Auf die Übersetzungen folgten insgesamt sechs Ausstellungen unter anderem in Portugal, Brasilien, Dakar und New York. Für diese wurden jeweils Künstler eingeladen, sich mit Fichtes Schriften künstlerisch auseinanderzusetzen. Die so entstandenen, selbstverständlich ganz unterschiedlichen Arbeiten beziehen sich dabei mal mehr und mal weniger auf die Schriften Fichtes und werden in einer Auswahl im Haus der Kulturen der Welt neben einer Vielzahl an kontextuellen Dokumenten von und zu Fichte beziehungsweise dessen Fragestellungen und Forschungsinteressen ausgestellt.
Dabei sind unter anderem nativ gezeichnete Murals von Pap Samb alias Papisto Boy aus dem Senegal der 1960er und 70er Jahre. Zu sehen sind aber auch aktuelle Videoarbeiten, zum Beispiel „The Labyrinth“ der Konzeptkünstlerin Tiona Nekkia McClodden (2017), die darin Cruising-Footage aus den 1970er Jahren verarbeitet hat, oder „Rome, 1st and 2nd November 1975“ von Lili Reynaud-Dewar (2019), in der 20 Persönlichkeiten aus Kunst und Wissenschaft Pierre Paolo Passolini an dem letzten Tag und der Nacht vor seinem Tod spielen.

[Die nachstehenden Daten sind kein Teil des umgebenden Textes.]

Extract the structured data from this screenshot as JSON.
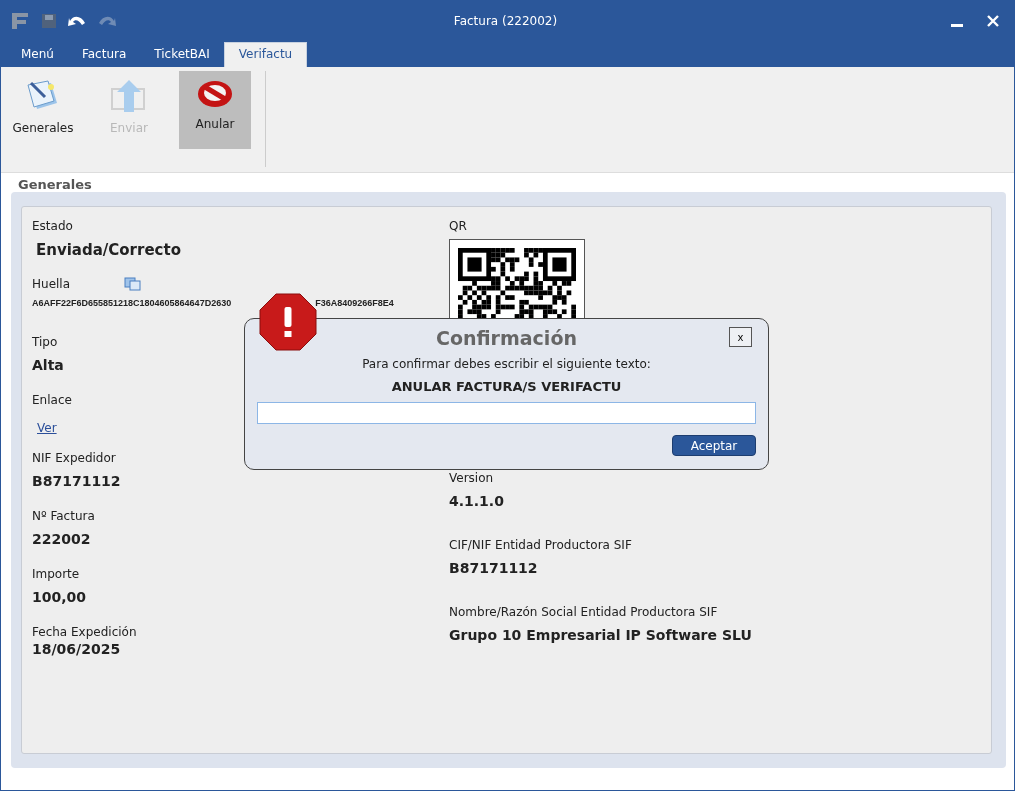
{
  "window": {
    "title": "Factura (222002)"
  },
  "tabs": [
    {
      "label": "Menú",
      "selected": false
    },
    {
      "label": "Factura",
      "selected": false
    },
    {
      "label": "TicketBAI",
      "selected": false
    },
    {
      "label": "Verifactu",
      "selected": true
    }
  ],
  "ribbon": [
    {
      "label": "Generales",
      "disabled": false,
      "selected": false
    },
    {
      "label": "Enviar",
      "disabled": true,
      "selected": false
    },
    {
      "label": "Anular",
      "disabled": false,
      "selected": true
    }
  ],
  "group": {
    "title": "Generales",
    "left_fields": [
      {
        "label": "Estado",
        "kind": "status",
        "value": "Enviada/Correcto"
      },
      {
        "label": "Huella",
        "kind": "hash",
        "value_parts": [
          "A6AFF22F6D655851218C1804605864647D2630",
          "F36A8409266F8E4"
        ]
      },
      {
        "label": "Tipo",
        "kind": "text",
        "value": "Alta"
      },
      {
        "label": "Enlace",
        "kind": "link",
        "value": "Ver"
      },
      {
        "label": "NIF Expedidor",
        "kind": "text",
        "value": "B87171112"
      },
      {
        "label": "Nº Factura",
        "kind": "text",
        "value": "222002"
      },
      {
        "label": "Importe",
        "kind": "text",
        "value": "100,00"
      },
      {
        "label": "Fecha Expedición",
        "kind": "date",
        "value": "18/06/2025"
      }
    ],
    "qr_label": "QR",
    "right_fields": [
      {
        "label": "Version",
        "value": "4.1.1.0"
      },
      {
        "label": "CIF/NIF Entidad Productora SIF",
        "value": "B87171112"
      },
      {
        "label": "Nombre/Razón Social Entidad Productora SIF",
        "value": "Grupo 10 Empresarial IP Software SLU"
      }
    ]
  },
  "dialog": {
    "title": "Confirmación",
    "close": "x",
    "message": "Para confirmar debes escribir el siguiente texto:",
    "phrase": "ANULAR FACTURA/S VERIFACTU",
    "button": "Aceptar"
  }
}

Von Leonore Mau stammen die ungeschönten New-York-Bilderserien aus den noch ungentrifizierten Stadtteilen Harlem und Brooklyn, ebenfalls in den 1970er Jahren entstanden.
Zusammengenommen entsteht ein essayistischer Parcours aus Videos, Skulpturen, Fotografien, Malerei, Büchern, Zeitschriften, Materialsammlungen und Arbeits-Skizzen mit Fichte und seinem Werk, der zu einer diskursiven Auseinandersetzung mit der „Ästhetik des Unreinen“, dem Fremden, der Ethnologie als einer Wissenschaft in der Krise und ganz allgemein dem kolonialen und postkolonialen Blick mit all seinen teils unlösbar erscheinenden Verstrickungen einlädt.
Haus der Kulturen der Welt Liebe und Ethnologie – Die koloniale Dialektik der Empfindlichkeit, John-Foster-Dulles-Allee 10, Tiergarten, Mi–Mo 12–19, Do bis 22 Uhr, 7/ erm. 5 €, Mo Eintritt frei, bis 6.1.